UV/solar photo-degradation of furaltadone in homogeneous and heterogeneous phases: Intensification with persulfate

Abstract

Previous studies on removal of the pharmaceutical drug Furaltadone (FTD) in water have not shown to be totally efficient or are very expensive. In this study, sulfate radicals derived from persulfate anions activated with different irradiation sources (UVA, UVC and solar light) and combined with H2O2 and/or TiO2 have been tested in homogeneous and heterogeneous phases under different operation modes and reaction systems.

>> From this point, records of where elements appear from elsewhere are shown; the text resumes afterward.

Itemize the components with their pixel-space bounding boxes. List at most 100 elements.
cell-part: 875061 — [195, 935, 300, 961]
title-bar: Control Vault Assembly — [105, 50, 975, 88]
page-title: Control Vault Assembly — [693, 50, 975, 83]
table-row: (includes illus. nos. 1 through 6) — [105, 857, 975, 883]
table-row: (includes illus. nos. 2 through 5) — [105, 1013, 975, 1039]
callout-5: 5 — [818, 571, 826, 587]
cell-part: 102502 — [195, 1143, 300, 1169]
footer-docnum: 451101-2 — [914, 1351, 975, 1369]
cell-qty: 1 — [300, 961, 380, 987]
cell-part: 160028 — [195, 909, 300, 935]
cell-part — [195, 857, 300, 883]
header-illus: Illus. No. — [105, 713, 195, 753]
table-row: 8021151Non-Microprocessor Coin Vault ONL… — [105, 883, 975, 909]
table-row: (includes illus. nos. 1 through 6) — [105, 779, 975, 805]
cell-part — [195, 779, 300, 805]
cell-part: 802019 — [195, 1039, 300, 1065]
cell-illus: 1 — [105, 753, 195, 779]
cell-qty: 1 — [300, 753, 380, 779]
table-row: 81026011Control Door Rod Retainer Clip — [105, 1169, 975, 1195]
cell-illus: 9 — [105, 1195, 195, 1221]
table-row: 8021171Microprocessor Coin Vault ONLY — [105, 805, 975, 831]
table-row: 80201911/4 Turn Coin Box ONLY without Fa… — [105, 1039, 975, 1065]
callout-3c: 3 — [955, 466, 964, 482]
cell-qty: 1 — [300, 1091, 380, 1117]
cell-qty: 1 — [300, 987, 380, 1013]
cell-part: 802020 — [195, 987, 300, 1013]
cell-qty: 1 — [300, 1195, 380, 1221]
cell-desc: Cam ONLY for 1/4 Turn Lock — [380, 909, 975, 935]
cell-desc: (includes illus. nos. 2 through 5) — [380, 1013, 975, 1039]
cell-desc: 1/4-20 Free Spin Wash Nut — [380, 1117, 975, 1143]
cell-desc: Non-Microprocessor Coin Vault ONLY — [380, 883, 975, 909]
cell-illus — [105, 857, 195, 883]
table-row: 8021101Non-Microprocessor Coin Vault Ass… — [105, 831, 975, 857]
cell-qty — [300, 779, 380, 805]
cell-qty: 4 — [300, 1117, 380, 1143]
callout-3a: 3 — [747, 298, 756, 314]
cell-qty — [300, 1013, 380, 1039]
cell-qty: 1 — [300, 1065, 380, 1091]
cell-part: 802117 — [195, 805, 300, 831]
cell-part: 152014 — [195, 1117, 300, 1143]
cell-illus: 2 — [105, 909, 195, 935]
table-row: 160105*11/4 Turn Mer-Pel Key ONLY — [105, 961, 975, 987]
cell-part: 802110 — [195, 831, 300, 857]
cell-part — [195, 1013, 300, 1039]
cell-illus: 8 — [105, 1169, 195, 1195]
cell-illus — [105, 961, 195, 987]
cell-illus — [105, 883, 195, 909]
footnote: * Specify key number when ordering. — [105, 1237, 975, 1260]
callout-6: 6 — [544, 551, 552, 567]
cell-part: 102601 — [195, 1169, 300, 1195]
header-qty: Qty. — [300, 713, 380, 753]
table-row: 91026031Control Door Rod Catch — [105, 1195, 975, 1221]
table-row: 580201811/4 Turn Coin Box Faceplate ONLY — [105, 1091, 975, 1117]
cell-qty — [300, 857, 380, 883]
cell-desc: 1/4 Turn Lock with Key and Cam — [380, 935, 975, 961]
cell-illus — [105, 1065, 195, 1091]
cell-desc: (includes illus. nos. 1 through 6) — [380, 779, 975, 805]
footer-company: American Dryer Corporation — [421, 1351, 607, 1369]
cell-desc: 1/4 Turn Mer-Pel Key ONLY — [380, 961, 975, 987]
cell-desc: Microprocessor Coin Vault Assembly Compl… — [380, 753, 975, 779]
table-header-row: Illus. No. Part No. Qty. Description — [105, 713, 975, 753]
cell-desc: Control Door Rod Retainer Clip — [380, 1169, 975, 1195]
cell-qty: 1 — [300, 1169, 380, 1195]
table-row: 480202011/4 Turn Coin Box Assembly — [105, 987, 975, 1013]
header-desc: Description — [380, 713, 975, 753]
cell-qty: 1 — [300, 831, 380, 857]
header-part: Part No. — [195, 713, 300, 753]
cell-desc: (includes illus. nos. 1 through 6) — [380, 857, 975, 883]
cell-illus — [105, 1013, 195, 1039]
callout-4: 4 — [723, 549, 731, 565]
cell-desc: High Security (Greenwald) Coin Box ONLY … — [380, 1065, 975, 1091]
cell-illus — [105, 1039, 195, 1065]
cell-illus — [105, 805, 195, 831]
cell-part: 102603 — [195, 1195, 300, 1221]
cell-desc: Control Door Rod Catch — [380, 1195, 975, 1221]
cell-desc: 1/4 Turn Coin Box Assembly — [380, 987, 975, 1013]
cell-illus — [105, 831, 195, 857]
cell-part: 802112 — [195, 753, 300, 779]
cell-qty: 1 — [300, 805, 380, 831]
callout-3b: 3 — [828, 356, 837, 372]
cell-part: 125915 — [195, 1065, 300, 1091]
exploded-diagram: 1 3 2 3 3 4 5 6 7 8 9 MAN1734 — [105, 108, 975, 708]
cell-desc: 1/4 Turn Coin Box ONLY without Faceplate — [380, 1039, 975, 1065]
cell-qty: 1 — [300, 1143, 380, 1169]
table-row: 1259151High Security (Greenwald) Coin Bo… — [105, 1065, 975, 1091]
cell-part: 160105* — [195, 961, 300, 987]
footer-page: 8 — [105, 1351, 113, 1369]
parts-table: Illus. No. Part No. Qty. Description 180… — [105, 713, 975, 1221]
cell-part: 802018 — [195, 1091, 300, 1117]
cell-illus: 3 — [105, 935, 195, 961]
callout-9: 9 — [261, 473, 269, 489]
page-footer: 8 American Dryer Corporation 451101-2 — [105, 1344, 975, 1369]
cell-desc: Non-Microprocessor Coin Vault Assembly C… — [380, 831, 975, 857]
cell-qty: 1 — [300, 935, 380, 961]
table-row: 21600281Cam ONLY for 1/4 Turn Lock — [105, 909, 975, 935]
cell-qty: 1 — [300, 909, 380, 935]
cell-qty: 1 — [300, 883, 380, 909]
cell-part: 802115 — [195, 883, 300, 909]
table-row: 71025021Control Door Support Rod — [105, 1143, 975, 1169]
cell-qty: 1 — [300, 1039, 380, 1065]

In homogeneous phase, UV produces a slow mineralization (k = 0.0013 min-1). The combined processes are faster (kUV/H2O2 = 0.0185 min-1, kUV/PS = 0.0206 min-1) with the best performance for the UV/PS system yielding nearly 80% of mineralization in half an hour. The overall process (UV/H2O2/PS) does not show synergy and mineralization is even slower (kUV/H2O2/PS = 0.015 min-1) due to the production of a high amount of radicals favouring unproductive reactions (scavenger effect). A mineralization mechanism is proposed involving formation of 5hydroxymethylene-2(5H)-furanone and NO as the main intermediates. In heterogeneous phase (UVA/TiO2/PS), the holes play an important role changing the mineralization mechanism. The main intermediates formed were C12H17N4O4 and C11H14N3O4, which rapidly were degraded to form C8H15O3N3, C4H10NO and C5H10NO. An economic study of operation costs has been made for selected processes: UVC/PS, UVA/TiO2/PS and Solar/TiO2/PS. The Solar/TiO2/PS process has the lowest operation costs due to the use of solar energy. However, it would need an additional stage to recover the catalyst. Finally, a loss of 27% in efficiency during mineralization was found after 5 cycles, but the catalyst recovers its initial performance after regeneration at 500 °C.